In [1]:
import utils
import rl
from stable_baselines3.common.env_util import make_atari_env
from stable_baselines3.common.utils import get_linear_fn
from stable_baselines3 import PPO

In [2]:
vec_env = make_atari_env(env_id="PongNoFrameskip-v4", n_envs=16, seed=1)

In [4]:
lr_schedule = get_linear_fn(2.5e-4, 1.25e-4, 1.0)

model = PPO(
    "CnnPolicy",
    vec_env,
    learning_rate=lr_schedule, #
    n_steps=128, #
    batch_size=256, #
    n_epochs=3, #
    gamma=0.99,
    gae_lambda=0.95,
    clip_range=0.2,
    clip_range_vf=None,
    normalize_advantage=True,
    ent_coef=0.01, #
    vf_coef=0.5,
    max_grad_norm=0.5,
    tensorboard_log="C:/Users/cgoet/PycharmProjects/Pong-RL/logs/ppo/",
    policy_kwargs=dict(features_extractor_kwargs={"features_dim": 512}),
    device="cuda",
    seed=1,
)

In [5]:
utils.print_model_parameters(model, shared_extractor=True)

features_extractor: 1,677,984
pi_features_extractor: 1,677,984
vf_features_extractor: 1,677,984
mlp_extractor: 0
action_net: 3,078
value_net: 513
Total number of parameters: 1,681,575


In [6]:
# tensorboard --logdir="C:/Users/cgoet/PycharmProjects/Pong-RL/logs"
model.learn(total_timesteps=5_000_000, tb_log_name="ppo_nature_cnn_v1", reset_num_timesteps=True)

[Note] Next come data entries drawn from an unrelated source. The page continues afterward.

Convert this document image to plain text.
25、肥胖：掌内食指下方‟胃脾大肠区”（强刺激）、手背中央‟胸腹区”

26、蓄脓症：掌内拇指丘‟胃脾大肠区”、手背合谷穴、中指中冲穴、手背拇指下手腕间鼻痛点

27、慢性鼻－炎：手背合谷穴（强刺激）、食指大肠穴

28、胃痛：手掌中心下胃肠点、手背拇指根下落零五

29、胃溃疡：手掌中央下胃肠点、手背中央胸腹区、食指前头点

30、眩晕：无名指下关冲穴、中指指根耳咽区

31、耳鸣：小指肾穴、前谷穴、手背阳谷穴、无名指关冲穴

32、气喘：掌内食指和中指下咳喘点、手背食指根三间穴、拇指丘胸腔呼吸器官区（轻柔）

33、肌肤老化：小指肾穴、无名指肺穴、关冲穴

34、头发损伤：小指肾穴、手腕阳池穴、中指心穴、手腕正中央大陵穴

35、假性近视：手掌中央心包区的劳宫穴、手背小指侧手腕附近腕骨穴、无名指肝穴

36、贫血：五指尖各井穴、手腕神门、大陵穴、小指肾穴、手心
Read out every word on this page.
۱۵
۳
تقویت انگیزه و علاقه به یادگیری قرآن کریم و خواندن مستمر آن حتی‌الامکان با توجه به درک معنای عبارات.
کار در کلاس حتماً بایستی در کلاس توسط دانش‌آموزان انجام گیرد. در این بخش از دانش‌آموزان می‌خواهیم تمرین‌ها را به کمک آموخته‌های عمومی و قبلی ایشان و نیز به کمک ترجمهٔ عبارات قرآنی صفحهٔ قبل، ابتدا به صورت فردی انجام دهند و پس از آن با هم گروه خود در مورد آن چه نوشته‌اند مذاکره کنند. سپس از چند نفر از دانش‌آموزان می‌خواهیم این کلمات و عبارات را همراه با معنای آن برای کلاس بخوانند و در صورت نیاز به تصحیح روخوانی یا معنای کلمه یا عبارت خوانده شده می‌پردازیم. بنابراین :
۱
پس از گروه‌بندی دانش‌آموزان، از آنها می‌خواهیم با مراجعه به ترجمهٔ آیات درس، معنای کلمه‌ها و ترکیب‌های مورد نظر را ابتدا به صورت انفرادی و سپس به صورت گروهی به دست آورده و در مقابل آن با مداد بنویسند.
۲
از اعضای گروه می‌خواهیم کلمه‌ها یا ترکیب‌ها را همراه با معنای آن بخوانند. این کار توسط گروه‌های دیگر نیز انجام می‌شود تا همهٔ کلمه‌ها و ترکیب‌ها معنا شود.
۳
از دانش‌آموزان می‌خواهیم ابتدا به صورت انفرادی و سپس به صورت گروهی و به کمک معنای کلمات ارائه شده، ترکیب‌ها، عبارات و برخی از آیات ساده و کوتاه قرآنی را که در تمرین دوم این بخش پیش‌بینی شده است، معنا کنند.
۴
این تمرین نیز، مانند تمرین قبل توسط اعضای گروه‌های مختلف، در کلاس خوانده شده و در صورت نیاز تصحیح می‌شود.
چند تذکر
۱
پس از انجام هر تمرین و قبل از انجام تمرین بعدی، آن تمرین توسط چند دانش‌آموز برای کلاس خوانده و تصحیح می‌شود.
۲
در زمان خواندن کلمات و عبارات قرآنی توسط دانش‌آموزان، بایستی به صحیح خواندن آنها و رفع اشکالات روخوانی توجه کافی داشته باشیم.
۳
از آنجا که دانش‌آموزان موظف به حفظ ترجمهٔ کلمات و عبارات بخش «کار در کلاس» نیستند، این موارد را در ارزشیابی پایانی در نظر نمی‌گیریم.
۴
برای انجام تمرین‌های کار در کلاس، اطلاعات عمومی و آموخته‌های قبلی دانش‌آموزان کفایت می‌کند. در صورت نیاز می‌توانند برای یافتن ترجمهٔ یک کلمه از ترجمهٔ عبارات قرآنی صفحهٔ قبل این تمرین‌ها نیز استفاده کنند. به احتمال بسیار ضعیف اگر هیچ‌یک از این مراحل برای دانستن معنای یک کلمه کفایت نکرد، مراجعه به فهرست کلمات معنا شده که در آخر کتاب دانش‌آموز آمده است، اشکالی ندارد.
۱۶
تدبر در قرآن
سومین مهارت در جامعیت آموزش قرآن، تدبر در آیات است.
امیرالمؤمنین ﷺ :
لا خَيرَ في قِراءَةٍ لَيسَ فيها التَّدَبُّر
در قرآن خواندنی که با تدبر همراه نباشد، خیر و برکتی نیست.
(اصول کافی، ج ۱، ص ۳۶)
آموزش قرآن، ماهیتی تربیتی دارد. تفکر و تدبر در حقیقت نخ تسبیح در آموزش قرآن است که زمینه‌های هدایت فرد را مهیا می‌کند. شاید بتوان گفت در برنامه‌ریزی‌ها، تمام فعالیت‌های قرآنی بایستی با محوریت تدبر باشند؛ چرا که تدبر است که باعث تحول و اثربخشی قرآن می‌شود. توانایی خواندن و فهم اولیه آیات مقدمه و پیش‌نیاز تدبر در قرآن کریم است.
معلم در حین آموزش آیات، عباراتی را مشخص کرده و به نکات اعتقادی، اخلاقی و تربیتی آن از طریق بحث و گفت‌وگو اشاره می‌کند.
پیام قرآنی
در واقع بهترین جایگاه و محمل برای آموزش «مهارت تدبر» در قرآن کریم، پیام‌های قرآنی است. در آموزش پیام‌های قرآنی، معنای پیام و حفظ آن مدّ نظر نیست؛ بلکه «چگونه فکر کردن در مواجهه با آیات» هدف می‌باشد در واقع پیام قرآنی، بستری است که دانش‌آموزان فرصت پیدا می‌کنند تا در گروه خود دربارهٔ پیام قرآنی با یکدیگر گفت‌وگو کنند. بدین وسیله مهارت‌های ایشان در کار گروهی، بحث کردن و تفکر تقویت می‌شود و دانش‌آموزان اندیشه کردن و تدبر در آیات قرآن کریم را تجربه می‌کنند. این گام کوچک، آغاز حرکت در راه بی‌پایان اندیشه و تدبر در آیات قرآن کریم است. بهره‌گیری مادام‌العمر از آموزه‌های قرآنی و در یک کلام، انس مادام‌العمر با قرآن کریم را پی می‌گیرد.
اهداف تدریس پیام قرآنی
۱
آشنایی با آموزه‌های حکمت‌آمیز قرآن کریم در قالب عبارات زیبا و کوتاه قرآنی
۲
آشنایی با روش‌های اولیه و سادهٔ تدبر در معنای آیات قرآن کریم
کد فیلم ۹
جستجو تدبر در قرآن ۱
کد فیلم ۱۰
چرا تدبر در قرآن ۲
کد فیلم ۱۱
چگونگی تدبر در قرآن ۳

<stable_baselines3.ppo.ppo.PPO at 0x22e17896ad0>

In [10]:
# model.learn(total_timesteps=1_000_000, tb_log_name="dqn_nature_cnn_v1", reset_num_timesteps=False)

<stable_baselines3.dqn.dqn.DQN at 0x26073b4d360>

In [7]:
model.save("C:/Users/cgoet/PycharmProjects/Pong-RL/models/ppo/ppo_nature_cnn_v1_best")

In [8]:
model = PPO.load("C:/Users/cgoet/PycharmProjects/Pong-RL/models/ppo/ppo_nature_cnn_v1_best")

In [9]:
mean_reward, std_reward = rl.evaluate(model, vec_env, episodes=16, deterministic=True) # PPO

Mean reward: 20.69 +/- 0.46


In [10]:
mean_reward, std_reward = rl.evaluate(model, vec_env, episodes=16, deterministic=False) # PPO

Mean reward: 20.50 +/- 0.50